Het artikel van Van Nieuwstadt is het meest synthetiese van de bundel, ook in die zin dat het artificiële van het historiese personage Hawinkels daarin het best zichtbaar wordt. ‘Wat hij als zodanig, tijdgebonden en wel, gepresteerd heeft, namelijk door de kritische karwats van zijn polemisch proza een soort nieuwe scheiding der geesten aan te brengen, die op het niveau van de cultuur de fase van het existentialisme uiteindelijk met die van de Kritische Universiteit en die van een herlevend marxisme verbindt, is niet de geringste van zijn daden.’ (p. 136) Hier wordt een kontinuïteit gesuggereerd die er niet is. Men kan onmogelijk beweren dat Hawinkels tot een ‘mentaliteitsverandering’ heeft bijgedragen, zomin als hij de ‘woordvoerder’ is geweest ‘van een generatie jongeren die experimenterend een nieuwe levensstijl in praktijk bracht’. Eerder moet gezegd worden dat het, toen al, een achterhaalde levensstijl was, zowel zijn houding ten opzichte van vrouwen als ten opzichte van politiek en literatuur. En als gezegd wordt dat Hawinkels een nieuwe taal ontwikkeld zou hebben als woordvoerder in de jaren zestig van nieuwe groepen studerenden, is dat in mijn ogen een evenzeer door wensen achteraf geïnstigeerde fiktie als dat hij op het gebied van de seksualiteit, omgangsvormen en gebruik van het eigen lichaam veranderingen zou vertegenwoordigen. Hier wreekt zich het feit dat het om een vriendenboek gaat.
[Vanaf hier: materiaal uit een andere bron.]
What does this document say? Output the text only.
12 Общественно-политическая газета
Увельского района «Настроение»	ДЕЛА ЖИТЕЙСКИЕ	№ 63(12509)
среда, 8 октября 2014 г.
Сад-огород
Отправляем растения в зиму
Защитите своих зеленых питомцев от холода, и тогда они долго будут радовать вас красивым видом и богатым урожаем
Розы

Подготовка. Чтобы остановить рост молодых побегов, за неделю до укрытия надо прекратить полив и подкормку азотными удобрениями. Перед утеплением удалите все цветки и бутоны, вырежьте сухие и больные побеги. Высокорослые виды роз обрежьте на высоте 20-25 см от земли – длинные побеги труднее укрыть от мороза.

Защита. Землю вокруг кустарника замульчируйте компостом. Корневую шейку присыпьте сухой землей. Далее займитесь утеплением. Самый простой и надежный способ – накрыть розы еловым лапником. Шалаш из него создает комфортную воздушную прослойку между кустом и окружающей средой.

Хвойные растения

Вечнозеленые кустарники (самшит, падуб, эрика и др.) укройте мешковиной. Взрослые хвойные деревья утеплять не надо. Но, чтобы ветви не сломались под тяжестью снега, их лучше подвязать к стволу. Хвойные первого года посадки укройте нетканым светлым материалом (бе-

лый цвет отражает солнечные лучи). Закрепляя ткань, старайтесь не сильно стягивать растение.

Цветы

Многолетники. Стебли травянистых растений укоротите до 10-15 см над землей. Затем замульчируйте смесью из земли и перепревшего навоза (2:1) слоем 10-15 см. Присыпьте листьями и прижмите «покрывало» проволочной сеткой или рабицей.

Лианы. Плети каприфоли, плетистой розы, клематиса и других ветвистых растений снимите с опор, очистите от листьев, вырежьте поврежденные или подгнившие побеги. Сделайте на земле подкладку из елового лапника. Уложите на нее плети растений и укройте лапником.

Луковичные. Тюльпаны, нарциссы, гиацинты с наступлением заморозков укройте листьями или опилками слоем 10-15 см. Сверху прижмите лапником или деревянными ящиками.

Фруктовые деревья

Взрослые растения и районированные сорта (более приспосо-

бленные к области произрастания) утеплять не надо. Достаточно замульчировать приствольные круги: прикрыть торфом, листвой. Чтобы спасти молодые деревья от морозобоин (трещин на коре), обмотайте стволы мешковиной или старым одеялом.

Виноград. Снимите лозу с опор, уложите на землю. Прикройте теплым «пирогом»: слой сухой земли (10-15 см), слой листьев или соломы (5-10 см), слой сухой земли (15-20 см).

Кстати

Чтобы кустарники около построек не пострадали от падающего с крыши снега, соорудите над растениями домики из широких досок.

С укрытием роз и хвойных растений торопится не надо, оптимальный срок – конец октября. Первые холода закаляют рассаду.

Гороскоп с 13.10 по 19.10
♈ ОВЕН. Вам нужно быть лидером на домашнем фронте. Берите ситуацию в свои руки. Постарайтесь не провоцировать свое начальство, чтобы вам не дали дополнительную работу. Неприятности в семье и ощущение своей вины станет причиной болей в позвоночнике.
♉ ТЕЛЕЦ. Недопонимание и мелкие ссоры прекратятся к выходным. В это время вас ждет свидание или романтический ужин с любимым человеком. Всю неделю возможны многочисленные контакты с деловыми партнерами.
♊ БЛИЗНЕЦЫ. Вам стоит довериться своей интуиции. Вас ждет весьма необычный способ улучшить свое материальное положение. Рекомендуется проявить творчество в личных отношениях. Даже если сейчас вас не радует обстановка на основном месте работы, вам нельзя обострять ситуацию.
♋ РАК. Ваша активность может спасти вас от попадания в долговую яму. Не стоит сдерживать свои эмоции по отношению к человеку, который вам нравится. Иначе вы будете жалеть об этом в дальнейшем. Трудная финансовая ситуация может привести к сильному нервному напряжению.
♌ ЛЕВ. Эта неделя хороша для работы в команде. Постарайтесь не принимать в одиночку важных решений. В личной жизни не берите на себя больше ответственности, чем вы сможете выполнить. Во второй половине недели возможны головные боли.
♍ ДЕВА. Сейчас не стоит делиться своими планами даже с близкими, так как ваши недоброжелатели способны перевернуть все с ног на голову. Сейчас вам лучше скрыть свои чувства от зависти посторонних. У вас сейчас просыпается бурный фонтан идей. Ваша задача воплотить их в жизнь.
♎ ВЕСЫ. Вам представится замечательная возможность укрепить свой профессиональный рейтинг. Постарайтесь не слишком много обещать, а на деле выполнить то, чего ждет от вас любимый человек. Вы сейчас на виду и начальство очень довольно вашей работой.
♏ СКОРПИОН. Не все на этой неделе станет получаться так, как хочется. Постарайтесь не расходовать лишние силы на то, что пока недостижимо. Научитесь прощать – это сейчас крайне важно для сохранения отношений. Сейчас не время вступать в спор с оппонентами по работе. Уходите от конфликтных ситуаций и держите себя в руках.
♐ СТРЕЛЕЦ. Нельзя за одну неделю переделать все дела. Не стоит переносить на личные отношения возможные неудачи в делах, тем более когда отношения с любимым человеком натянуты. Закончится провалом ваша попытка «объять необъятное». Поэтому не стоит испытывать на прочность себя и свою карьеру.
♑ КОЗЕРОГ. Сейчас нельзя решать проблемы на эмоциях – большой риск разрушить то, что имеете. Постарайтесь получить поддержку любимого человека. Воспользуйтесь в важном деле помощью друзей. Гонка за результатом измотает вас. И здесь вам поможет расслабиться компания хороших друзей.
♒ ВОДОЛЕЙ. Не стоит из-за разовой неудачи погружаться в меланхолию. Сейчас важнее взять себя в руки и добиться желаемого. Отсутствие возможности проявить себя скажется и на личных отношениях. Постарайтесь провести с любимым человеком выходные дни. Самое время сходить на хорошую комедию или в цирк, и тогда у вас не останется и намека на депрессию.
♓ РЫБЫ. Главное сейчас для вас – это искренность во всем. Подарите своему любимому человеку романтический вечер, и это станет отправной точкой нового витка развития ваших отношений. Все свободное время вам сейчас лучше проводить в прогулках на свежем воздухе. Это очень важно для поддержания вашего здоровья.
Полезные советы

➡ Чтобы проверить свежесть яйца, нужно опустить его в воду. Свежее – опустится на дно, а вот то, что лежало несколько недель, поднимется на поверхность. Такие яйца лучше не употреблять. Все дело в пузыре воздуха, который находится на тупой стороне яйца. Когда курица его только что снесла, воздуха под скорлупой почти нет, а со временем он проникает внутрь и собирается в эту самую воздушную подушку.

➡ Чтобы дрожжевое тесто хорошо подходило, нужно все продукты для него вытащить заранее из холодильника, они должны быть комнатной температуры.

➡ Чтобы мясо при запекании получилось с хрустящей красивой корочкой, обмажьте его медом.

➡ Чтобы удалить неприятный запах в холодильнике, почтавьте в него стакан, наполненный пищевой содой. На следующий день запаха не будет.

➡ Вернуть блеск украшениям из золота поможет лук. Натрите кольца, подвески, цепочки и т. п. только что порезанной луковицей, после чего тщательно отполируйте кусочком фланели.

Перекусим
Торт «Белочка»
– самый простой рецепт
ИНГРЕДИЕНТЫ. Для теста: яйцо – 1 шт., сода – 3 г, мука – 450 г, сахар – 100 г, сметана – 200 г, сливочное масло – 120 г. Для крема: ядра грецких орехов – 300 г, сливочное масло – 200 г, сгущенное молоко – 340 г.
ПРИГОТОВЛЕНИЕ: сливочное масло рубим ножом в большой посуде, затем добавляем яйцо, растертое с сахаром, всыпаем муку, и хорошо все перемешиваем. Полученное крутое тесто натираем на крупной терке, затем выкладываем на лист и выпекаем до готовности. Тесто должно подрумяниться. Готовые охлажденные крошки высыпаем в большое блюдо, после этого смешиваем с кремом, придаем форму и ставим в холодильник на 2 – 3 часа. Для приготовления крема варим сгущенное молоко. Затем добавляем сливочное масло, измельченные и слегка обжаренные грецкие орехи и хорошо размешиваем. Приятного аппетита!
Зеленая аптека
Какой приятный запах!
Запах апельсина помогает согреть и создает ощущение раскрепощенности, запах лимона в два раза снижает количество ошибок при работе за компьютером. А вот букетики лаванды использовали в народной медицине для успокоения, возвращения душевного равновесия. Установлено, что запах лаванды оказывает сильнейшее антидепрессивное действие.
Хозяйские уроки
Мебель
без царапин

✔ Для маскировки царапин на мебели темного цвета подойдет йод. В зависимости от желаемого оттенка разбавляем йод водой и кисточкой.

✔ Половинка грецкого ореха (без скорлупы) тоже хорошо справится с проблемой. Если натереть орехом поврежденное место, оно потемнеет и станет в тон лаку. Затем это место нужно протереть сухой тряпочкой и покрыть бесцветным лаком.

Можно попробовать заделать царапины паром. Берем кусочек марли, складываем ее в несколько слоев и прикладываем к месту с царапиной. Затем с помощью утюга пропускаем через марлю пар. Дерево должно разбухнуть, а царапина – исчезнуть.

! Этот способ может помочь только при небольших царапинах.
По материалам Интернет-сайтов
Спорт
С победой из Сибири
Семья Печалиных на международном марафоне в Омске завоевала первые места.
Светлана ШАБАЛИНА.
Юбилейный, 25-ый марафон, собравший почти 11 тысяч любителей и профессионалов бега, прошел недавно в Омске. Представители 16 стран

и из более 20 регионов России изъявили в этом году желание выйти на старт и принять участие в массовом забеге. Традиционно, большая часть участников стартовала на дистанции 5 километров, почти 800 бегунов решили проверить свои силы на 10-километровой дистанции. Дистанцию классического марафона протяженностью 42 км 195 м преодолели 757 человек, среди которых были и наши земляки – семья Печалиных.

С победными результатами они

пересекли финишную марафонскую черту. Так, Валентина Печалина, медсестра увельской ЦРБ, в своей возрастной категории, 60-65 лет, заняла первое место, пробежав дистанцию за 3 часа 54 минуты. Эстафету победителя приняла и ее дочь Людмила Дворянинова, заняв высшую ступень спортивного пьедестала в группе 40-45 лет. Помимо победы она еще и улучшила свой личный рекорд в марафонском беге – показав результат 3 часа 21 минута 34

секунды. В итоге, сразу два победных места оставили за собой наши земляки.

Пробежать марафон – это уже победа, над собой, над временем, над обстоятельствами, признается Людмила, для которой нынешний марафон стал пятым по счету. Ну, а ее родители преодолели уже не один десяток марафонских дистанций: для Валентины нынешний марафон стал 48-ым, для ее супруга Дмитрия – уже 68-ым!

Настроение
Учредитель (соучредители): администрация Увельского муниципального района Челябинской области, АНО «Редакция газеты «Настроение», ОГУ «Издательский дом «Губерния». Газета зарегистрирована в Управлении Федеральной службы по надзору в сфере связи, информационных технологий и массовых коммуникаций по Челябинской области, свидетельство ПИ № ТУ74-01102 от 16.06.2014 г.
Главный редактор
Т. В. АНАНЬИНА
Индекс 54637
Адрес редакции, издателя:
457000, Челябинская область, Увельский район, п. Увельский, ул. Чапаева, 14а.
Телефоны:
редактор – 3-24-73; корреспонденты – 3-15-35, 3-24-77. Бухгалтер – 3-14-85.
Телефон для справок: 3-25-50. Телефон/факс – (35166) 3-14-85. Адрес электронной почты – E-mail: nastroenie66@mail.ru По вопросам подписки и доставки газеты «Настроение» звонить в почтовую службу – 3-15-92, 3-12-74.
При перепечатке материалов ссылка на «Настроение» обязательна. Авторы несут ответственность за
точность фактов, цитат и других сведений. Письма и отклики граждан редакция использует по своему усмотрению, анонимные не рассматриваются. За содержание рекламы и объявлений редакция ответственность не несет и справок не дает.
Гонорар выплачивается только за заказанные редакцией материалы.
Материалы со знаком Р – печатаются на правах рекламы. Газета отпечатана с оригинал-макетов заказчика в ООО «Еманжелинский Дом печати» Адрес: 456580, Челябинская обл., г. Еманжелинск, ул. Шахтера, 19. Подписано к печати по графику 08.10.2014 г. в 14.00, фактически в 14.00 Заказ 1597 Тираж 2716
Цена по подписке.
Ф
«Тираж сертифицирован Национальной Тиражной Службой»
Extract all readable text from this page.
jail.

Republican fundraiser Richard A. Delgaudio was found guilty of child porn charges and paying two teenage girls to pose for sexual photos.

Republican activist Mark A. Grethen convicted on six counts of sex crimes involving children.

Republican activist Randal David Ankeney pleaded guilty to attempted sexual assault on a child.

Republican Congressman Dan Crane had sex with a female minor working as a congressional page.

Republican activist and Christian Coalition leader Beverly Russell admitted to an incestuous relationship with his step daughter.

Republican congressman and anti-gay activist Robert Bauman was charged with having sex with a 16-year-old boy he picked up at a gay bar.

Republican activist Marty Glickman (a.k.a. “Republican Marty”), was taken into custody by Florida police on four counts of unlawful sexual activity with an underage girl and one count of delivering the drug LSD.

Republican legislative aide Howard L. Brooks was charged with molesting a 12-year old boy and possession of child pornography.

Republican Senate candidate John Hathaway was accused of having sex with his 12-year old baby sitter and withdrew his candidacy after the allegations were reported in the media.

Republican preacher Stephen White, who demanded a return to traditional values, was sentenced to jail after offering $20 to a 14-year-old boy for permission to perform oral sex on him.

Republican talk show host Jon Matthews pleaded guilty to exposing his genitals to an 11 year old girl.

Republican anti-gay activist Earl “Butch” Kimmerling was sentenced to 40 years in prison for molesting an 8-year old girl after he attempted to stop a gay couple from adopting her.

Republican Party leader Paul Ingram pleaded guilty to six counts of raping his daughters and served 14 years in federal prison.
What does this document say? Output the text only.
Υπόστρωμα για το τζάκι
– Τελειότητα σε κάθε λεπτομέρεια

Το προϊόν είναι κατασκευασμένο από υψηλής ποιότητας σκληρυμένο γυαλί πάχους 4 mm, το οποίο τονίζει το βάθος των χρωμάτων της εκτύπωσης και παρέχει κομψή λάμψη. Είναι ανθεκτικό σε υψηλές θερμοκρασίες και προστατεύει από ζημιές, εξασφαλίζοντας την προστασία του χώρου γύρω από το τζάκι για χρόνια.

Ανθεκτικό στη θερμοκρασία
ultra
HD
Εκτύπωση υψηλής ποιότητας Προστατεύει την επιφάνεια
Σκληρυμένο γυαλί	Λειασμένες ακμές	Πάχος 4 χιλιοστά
In het streven om de achterliggende motieven van de demokratiseringsbeweging aan het eind van de jaren zestig te begrijpen wordt een kontinuïteit met de voorgaande jaren geforceerd. Die kontinuïteit is er, zonder twijfel; de uiterlijke nieuwigheden waren in werkelijkheid maar voor een deel echte vernieuwingen. Alleen is het veel minder een kontinuïteit van een dóórlopende
| |
| |
kritiese beweging of zelfs van personen, dan een door maatschappelijke ontwikkelingen afgedwongen kontinuïteit en uibreiding, een kontinuïteit ook die uit een veelheid aan breuken bestaat. Hawinkels is een tussenfiguur geweest, maar zeker geen verbindingsfiguur tussen de serviele student van de jaren vijftig en de opstandige student van de jaren zestig. Daarvoor was hij tezeer geprogrammeerd door de literaire kode en er tezeer op belust erbij te horen. In tegenstelling tot sommige andere generatiegenoten heeft Hawinkels zich niet tot een nieuw type intellektueel ontwikkeld; van hem een historiese groepsfiguur maken betekent de werkelijkheid geweld aandoen.